Abigail Adams was born on November 22, 1744, in Weymouth, Massachusetts. She married John Adams, who later became the second president of the United States. She was the mother of John Quincy Adams. He became the sixth president of the United States. Only one other woman in American history, Barbara Bush, is both the wife and mother of an American President.

When she was a child, Abigail Adams was shy. She did not go to school because back then girls were not encouraged to go to school. Her family taught her a lot at home. When she grew up, she thought it was unfair how girls weren't allowed to go to school.

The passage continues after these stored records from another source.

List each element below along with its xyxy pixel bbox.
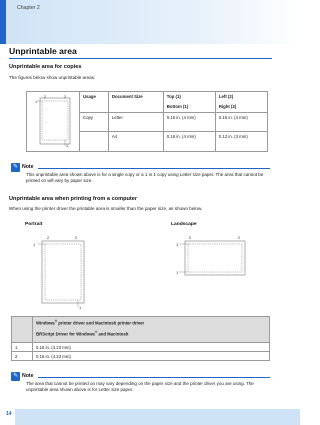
diagram-label-2-right: 2 <box>64 94 67 99</box>
chapter-label: Chapter 2 <box>17 5 40 11</box>
section-title: Unprintable area <box>9 46 77 56</box>
copy-unprintable-table <box>26 91 268 152</box>
row2-top-bottom: 0.16 in. (4 mm) <box>163 132 215 152</box>
diagram-label-1-top: 1 <box>35 99 38 104</box>
copies-intro: The figures below show unprintable areas. <box>9 75 96 80</box>
computer-intro: When using the printer driver the printable area is smaller than the paper size, as shown below. <box>9 206 203 211</box>
landscape-label-1-top: 1 <box>176 242 179 247</box>
copy-diagram-cell <box>27 92 80 152</box>
note2-label: Note <box>22 373 34 379</box>
driver-row1-num: 1 <box>12 343 33 352</box>
landscape-label: Landscape <box>171 222 197 227</box>
driver-row1-value: 0.16 in. (4.23 mm) <box>33 343 270 352</box>
computer-heading: Unprintable area when printing from a computer <box>9 196 138 202</box>
col-header-top-bottom: Top (1) Bottom (1) <box>163 92 215 113</box>
driver-margin-table <box>11 316 270 361</box>
col-header-doc-size: Document Size <box>108 92 163 113</box>
portrait-label-2-right: 2 <box>75 235 78 240</box>
landscape-label-1-bottom: 1 <box>176 270 179 275</box>
row1-top-bottom: 0.16 in. (4 mm) <box>163 112 215 132</box>
driver-row2-value: 0.16 in. (4.23 mm) <box>33 352 270 361</box>
note2-rule <box>38 377 270 378</box>
row2-size: A4 <box>108 132 163 152</box>
portrait-diagram <box>30 231 90 311</box>
col-header-usage: Usage <box>80 92 109 113</box>
title-rule <box>9 58 272 59</box>
note-pencil-icon: ✎ <box>12 164 19 170</box>
row1-usage: Copy <box>80 112 109 132</box>
note1-rule <box>38 168 270 169</box>
note2-pencil-icon: ✎ <box>12 373 19 379</box>
note2-text: The area that cannot be printed on may vary depending on the paper size and the printer driver you are using. The unprintable area shown above is for Letter size paper. <box>26 381 254 392</box>
note1-text: This unprintable area shown above is for a single copy or a 1 in 1 copy using Letter size paper. The area that cannot be printed on will vary by paper size. <box>26 172 264 183</box>
driver-table-corner <box>12 317 33 343</box>
row1-left-right: 0.16 in. (4 mm) <box>215 112 267 132</box>
driver-row2-num: 2 <box>12 352 33 361</box>
page-number: 14 <box>6 411 12 417</box>
landscape-label-2-left: 2 <box>189 235 192 240</box>
portrait-label-1-bottom: 1 <box>79 305 82 310</box>
chapter-side-tab <box>0 0 6 44</box>
portrait-label-2-left: 2 <box>47 235 50 240</box>
driver-table-header: Windows® printer driver and Macintosh printer driver BRScript Driver for Windows® and Macintosh <box>33 317 270 343</box>
row2-left-right: 0.12 in. (3 mm) <box>215 132 267 152</box>
col-header-left-right: Left (2) Right (2) <box>215 92 267 113</box>
row1-size: Letter <box>108 112 163 132</box>
copy-diagram <box>27 92 79 150</box>
landscape-label-2-right: 2 <box>238 235 241 240</box>
diagram-label-2-left: 2 <box>44 94 47 99</box>
header-band <box>0 0 300 44</box>
portrait-label: Portrait <box>25 222 43 227</box>
footer-band <box>15 409 300 425</box>
landscape-diagram <box>175 231 250 281</box>
copies-heading: Unprintable area for copies <box>9 64 82 70</box>
note1-label: Note <box>22 164 34 170</box>
portrait-label-1-top: 1 <box>33 242 36 247</box>
row2-usage <box>80 132 109 152</box>
diagram-label-1-bottom: 1 <box>66 143 69 148</box>
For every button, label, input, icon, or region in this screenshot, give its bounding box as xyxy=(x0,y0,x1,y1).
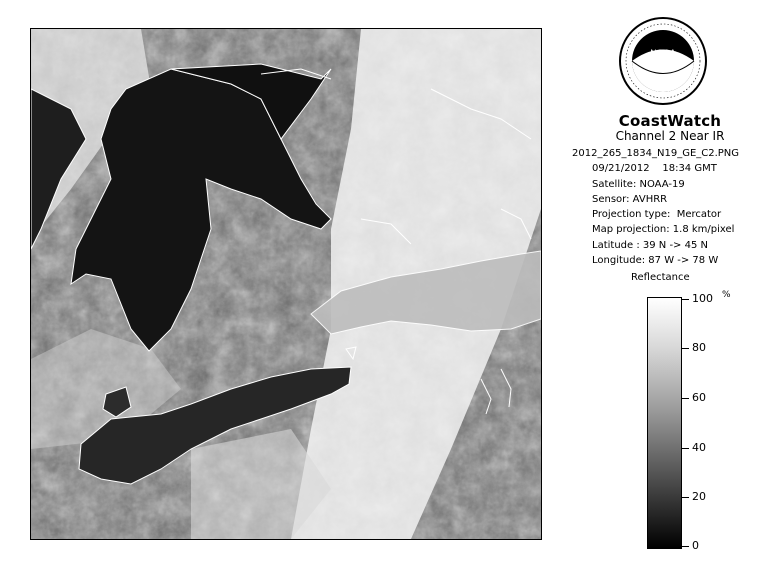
colorbar-tick-label: 20 xyxy=(692,490,706,503)
noaa-logo xyxy=(618,16,708,106)
satellite: Satellite: NOAA-19 xyxy=(592,178,685,190)
colorbar-tick xyxy=(682,299,689,300)
colorbar-tick-label: 0 xyxy=(692,539,699,552)
logo-center-text: NOAA xyxy=(650,48,676,58)
reflectance-colorbar xyxy=(647,297,682,549)
satellite-imagery xyxy=(31,29,541,539)
colorbar-tick-label: 100 xyxy=(692,292,713,305)
colorbar-tick xyxy=(682,497,689,498)
projection-type: Projection type: Mercator xyxy=(592,209,722,221)
colorbar-tick-label: 40 xyxy=(692,441,706,454)
colorbar-tick xyxy=(682,546,689,547)
latitude-range: Latitude : 39 N -> 45 N xyxy=(592,239,708,251)
legend-unit: % xyxy=(722,290,731,300)
colorbar-tick xyxy=(682,348,689,349)
legend-title: Reflectance xyxy=(631,272,690,283)
filename: 2012_265_1834_N19_GE_C2.PNG xyxy=(572,148,740,159)
app-title: CoastWatch xyxy=(618,112,722,130)
sensor: Sensor: AVHRR xyxy=(592,193,668,205)
colorbar-tick xyxy=(682,398,689,399)
metadata-panel xyxy=(572,146,739,268)
channel-subtitle: Channel 2 Near IR xyxy=(615,129,725,143)
colorbar-tick-label: 60 xyxy=(692,391,706,404)
colorbar-tick-label: 80 xyxy=(692,341,706,354)
longitude-range: Longitude: 87 W -> 78 W xyxy=(592,255,719,267)
map-projection: Map projection: 1.8 km/pixel xyxy=(592,224,735,236)
datetime: 09/21/2012 18:34 GMT xyxy=(592,163,717,175)
satellite-map xyxy=(30,28,542,540)
colorbar-tick xyxy=(682,448,689,449)
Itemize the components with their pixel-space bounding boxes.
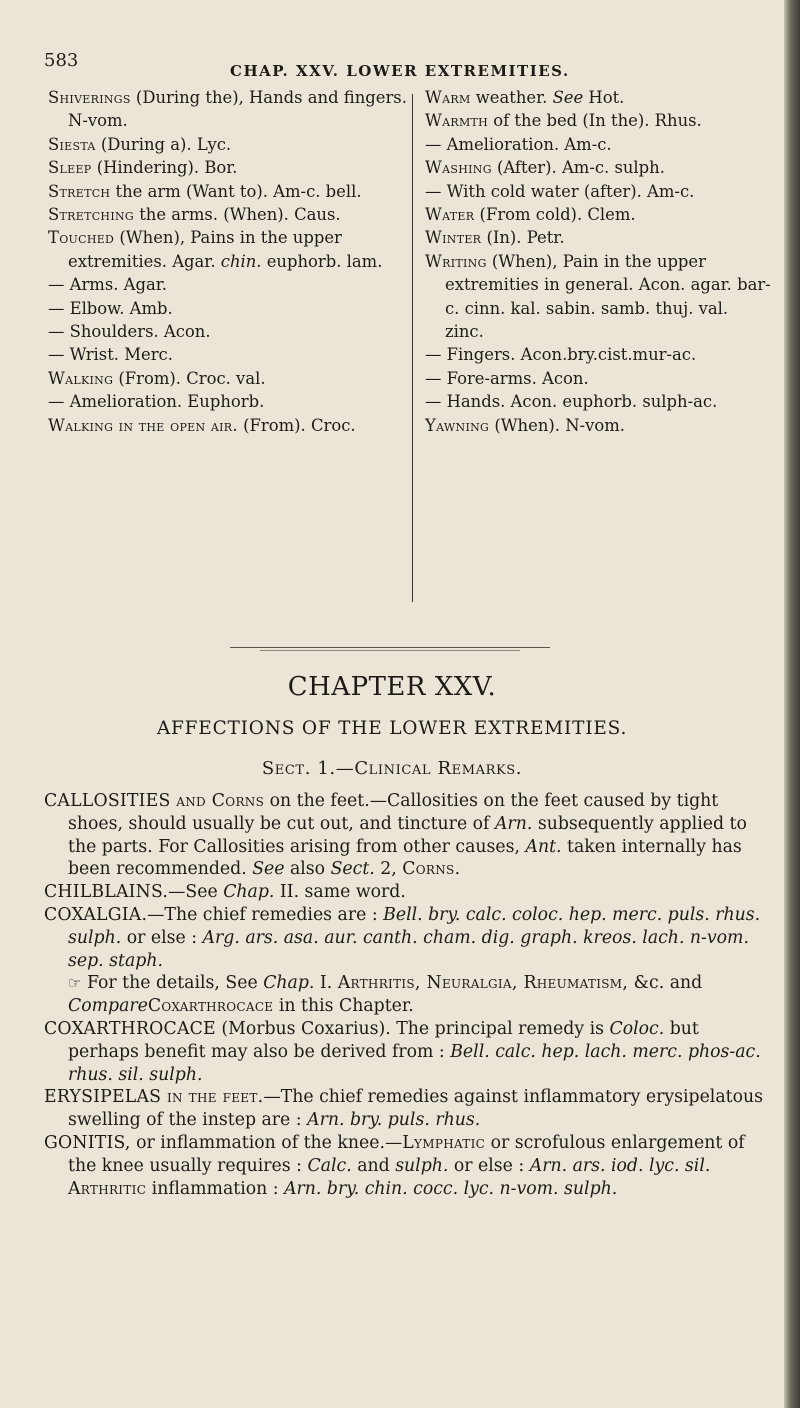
entry-text: (During a). Lyc.: [95, 134, 232, 154]
entry-heading: Stretching: [48, 205, 134, 225]
entry-heading: Siesta: [48, 134, 96, 154]
entry-text: (From cold). Clem.: [474, 205, 636, 225]
remedy-name: Ant.: [525, 836, 562, 857]
paragraph-arthritic: [44, 1178, 772, 1201]
entry-italic: chin.: [220, 251, 262, 271]
entry-heading: Washing: [425, 158, 492, 178]
remedy-name: Arn.: [494, 813, 533, 834]
index-entry: [425, 86, 771, 109]
text-run: 2,: [374, 859, 403, 880]
text-run: subsequently applied to the parts. For Callosities arising from other causes,: [68, 813, 747, 857]
text-run: —The chief remedies against inflammatory erysipelatous swelling of the instep are :: [68, 1087, 763, 1131]
text-run: Arthritis, Neuralgia, Rheumatism,: [337, 973, 629, 994]
index-entry: [425, 226, 771, 249]
section-rule-thin: [260, 650, 520, 651]
index-entry: [48, 203, 410, 226]
index-entry: [425, 180, 771, 203]
text-run: taken internally has been recommended.: [68, 836, 742, 880]
index-entry: [425, 133, 771, 156]
index-entry: [425, 109, 771, 132]
column-divider: [412, 94, 413, 602]
entry-text: (After). Am-c. sulph.: [491, 158, 665, 178]
text-run: Corns: [211, 791, 265, 811]
paragraph-coxalgia: [44, 904, 772, 972]
text-run: or scrofulous enlargement of the knee usually requires :: [68, 1132, 745, 1176]
entry-heading: CALLOSITIES: [44, 791, 171, 811]
entry-text: — Elbow. Amb.: [48, 298, 173, 318]
text-run: &c. and: [628, 973, 703, 994]
chapter-heading: CHAPTER XXV.: [287, 672, 497, 702]
cross-reference: Chap.: [223, 882, 275, 903]
entry-heading: GONITIS,: [44, 1132, 131, 1153]
entry-text: (When). N-vom.: [489, 415, 625, 435]
entry-heading: Warm: [425, 88, 471, 107]
paragraph-coxarthrocace: [44, 1018, 772, 1086]
text-run: on the feet.—Callosities on the feet caused by tight shoes, should usually be cut out, and tincture of: [68, 791, 719, 834]
entry-text: — Arms. Agar.: [48, 275, 167, 295]
entry-tail: Hot.: [583, 88, 625, 107]
entry-tail: euphorb. lam.: [261, 251, 383, 271]
index-entry: [425, 343, 771, 366]
entry-heading: CHILBLAINS.: [44, 882, 169, 903]
entry-heading: Arthritic: [68, 1178, 147, 1199]
text-run: also: [284, 859, 331, 880]
index-entry: [425, 203, 771, 226]
entry-heading: Shiverings: [48, 88, 131, 107]
text-run: Lymphatic: [402, 1132, 486, 1153]
text-run: and: [351, 1155, 396, 1176]
paragraph-chilblains: [44, 881, 772, 904]
index-entry: [48, 273, 410, 296]
running-head: [0, 50, 784, 84]
text-run: II. same word.: [274, 882, 406, 903]
entry-text: (When), Pain in the upper extremities in general. Acon. agar. bar-c. cinn. kal. sabin. samb. thuj. val. zinc.: [445, 251, 771, 342]
entry-text: (During the), Hands and fingers. N-vom.: [68, 88, 407, 131]
paragraph-gonitis: [44, 1132, 772, 1178]
remedy-name: Coloc.: [609, 1018, 665, 1039]
section-rule: [230, 647, 550, 648]
remedy-list: Arn. bry. puls. rhus.: [307, 1110, 481, 1131]
entry-heading: Warmth: [425, 111, 489, 131]
entry-heading: COXARTHROCACE: [44, 1018, 216, 1039]
text-run: or else :: [448, 1155, 530, 1176]
entry-text: of the bed (In the). Rhus.: [488, 111, 702, 131]
remedy-name: sulph.: [395, 1155, 449, 1176]
remedy-list: Bell. bry. calc. coloc. hep. merc. puls. rhus. sulph.: [68, 904, 761, 948]
entry-heading: COXALGIA.: [44, 904, 148, 925]
index-entry: [48, 343, 410, 366]
entry-text: — Amelioration. Am-c.: [425, 134, 612, 154]
index-entry: [48, 320, 410, 343]
entry-text: — Fingers. Acon.bry.cist.mur-ac.: [425, 345, 697, 365]
cross-reference: Chap.: [263, 973, 315, 994]
section-title: Sect. 1.—Clinical Remarks.: [261, 758, 523, 779]
cross-reference: Sect.: [330, 859, 375, 880]
entry-heading: ERYSIPELAS: [44, 1087, 162, 1108]
paragraph-callosities: [44, 790, 772, 881]
entry-text: the arm (Want to). Am-c. bell.: [110, 181, 362, 201]
book-edge-shadow: [784, 0, 800, 1408]
text-run: —The chief remedies are :: [147, 904, 384, 925]
entry-text: — Wrist. Merc.: [48, 345, 173, 365]
index-entry: [48, 414, 410, 437]
entry-italic: See: [552, 88, 584, 107]
index-entry: [48, 390, 410, 413]
index-entry: [425, 390, 771, 413]
text-run: inflammation :: [146, 1178, 285, 1199]
index-entry: [48, 156, 410, 179]
text-run: Corns.: [402, 859, 461, 880]
text-run: in this Chapter.: [273, 996, 414, 1017]
entry-text: (In). Petr.: [481, 228, 565, 248]
entry-text: — Shoulders. Acon.: [48, 322, 211, 342]
chapter-subtitle: AFFECTIONS OF THE LOWER EXTREMITIES.: [156, 718, 628, 739]
entry-heading: Sleep: [48, 158, 92, 178]
text-run: For the details, See: [81, 973, 264, 994]
entry-text: (Hindering). Bor.: [91, 158, 238, 178]
entry-heading: Walking in the open air.: [48, 415, 238, 435]
entry-text: — With cold water (after). Am-c.: [425, 181, 695, 201]
entry-heading: Winter: [425, 228, 482, 248]
cross-reference: See: [252, 859, 285, 880]
entry-text: — Hands. Acon. euphorb. sulph-ac.: [425, 392, 718, 412]
entry-text: the arms. (When). Caus.: [133, 205, 341, 225]
entry-text: weather.: [470, 88, 553, 107]
text-run: (Morbus Coxarius). The principal remedy is: [215, 1018, 610, 1039]
entry-heading: Yawning: [425, 415, 490, 435]
text-run: Coxarthrocace: [147, 996, 274, 1017]
pointing-hand-icon: ☞: [68, 974, 82, 993]
text-run: but perhaps benefit may also be derived from :: [68, 1018, 699, 1062]
remedy-name: Calc.: [307, 1155, 352, 1176]
index-entry: [425, 156, 771, 179]
text-run: —See: [168, 882, 224, 903]
left-index-column: [48, 86, 410, 437]
paragraph-erysipelas: [44, 1086, 772, 1132]
right-index-column: [425, 86, 771, 437]
index-entry: [48, 133, 410, 156]
entry-heading: Stretch: [48, 181, 111, 201]
index-entry: [425, 414, 771, 437]
remedy-list: Arn. ars. iod. lyc. sil.: [529, 1155, 711, 1176]
text-run: in the feet.: [161, 1087, 264, 1108]
entry-text: (From). Croc. val.: [113, 368, 266, 388]
index-entry: [425, 367, 771, 390]
entry-heading: Touched: [48, 228, 115, 248]
page-number: 583: [44, 50, 79, 71]
index-entry: [48, 297, 410, 320]
entry-text: — Amelioration. Euphorb.: [48, 392, 265, 412]
index-entry: [48, 86, 410, 133]
index-entry: [48, 180, 410, 203]
text-run: and: [170, 791, 212, 811]
entry-text: (When), Pains in the upper extremities. Agar.: [68, 228, 342, 271]
text-run: or else :: [121, 927, 203, 948]
remedy-list: Arn. bry. chin. cocc. lyc. n-vom. sulph.: [284, 1178, 618, 1199]
entry-heading: Water: [425, 205, 475, 225]
entry-text: (From). Croc.: [237, 415, 356, 435]
index-entry: [425, 250, 771, 344]
remedy-list: Bell. calc. hep. lach. merc. phos-ac. rhus. sil. sulph.: [68, 1041, 761, 1085]
chapter-body: [44, 790, 772, 1200]
text-run: or inflammation of the knee.—: [130, 1132, 403, 1153]
paragraph-details-note: [44, 972, 772, 1018]
entry-heading: Walking: [48, 368, 114, 388]
entry-heading: Writing: [425, 251, 487, 271]
running-title: CHAP. XXV. LOWER EXTREMITIES.: [230, 62, 570, 80]
index-entry: [48, 367, 410, 390]
cross-reference: Compare: [68, 996, 148, 1017]
remedy-list: Arg. ars. asa. aur. canth. cham. dig. graph. kreos. lach. n-vom. sep. staph.: [68, 927, 749, 971]
index-entry: [48, 226, 410, 273]
entry-text: — Fore-arms. Acon.: [425, 368, 589, 388]
text-run: I.: [314, 973, 338, 994]
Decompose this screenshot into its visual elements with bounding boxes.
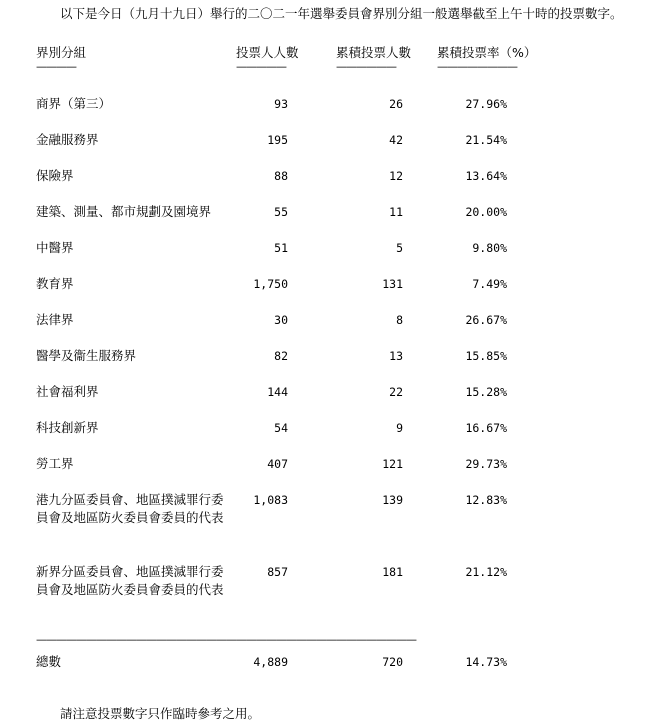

John Adams was an important man before the Revolution and during the Revolutionary War. He was a member of the Continental Congress, the group that was drafting the laws to run the United States when it became independent. Abigail Adams wanted the new government to protect and increase women's rights.

 
Image courtesy of Library of Congress
First Ladies of the United States

Abigail wrote to John when he was in Philadelphia with the Continental Congress, "I long to hear that you have declared an independency &endash; and by the way in the new code of laws which I suppose it will be necessary for you to make, I desire you would remember the ladies, and be more generous and favorable to them than your ancestors. Do not put such unlimited power into the hands of the husbands. Remember, men would be tyrants if they could. If particular care and attention is not paid to the ladies, we are determined to foment a rebellion, and will not hold ourselves bound by any laws in which we have no voice, or Representation." John Adams never took Abigail's plea seriously. The Continental Congress did not pass any laws to "remember the ladies." Women could not vote in the new country. They could not vote in the United States until 1919, more than 100 years after Abigail Adams died, in 1818.

 

Abigail Adams was very concerned and interested in what happened in the colonies. Abigail Adams and John Adams wrote many letters to each other. They often began, "Dearest friend." One letter that began this way was the letter that Abigail Adams wrote to her husband about their friend Dr. Joseph Warren after she learned that Dr. Warren had been killed at the Battle of Bunker Hill.

After the Revolutionary War ended, John Adams became the country's first vice president and then its second president. During that time, Abigail always supported her husband in his policies.

Abigail Adams died in 1818. She was 74 years old.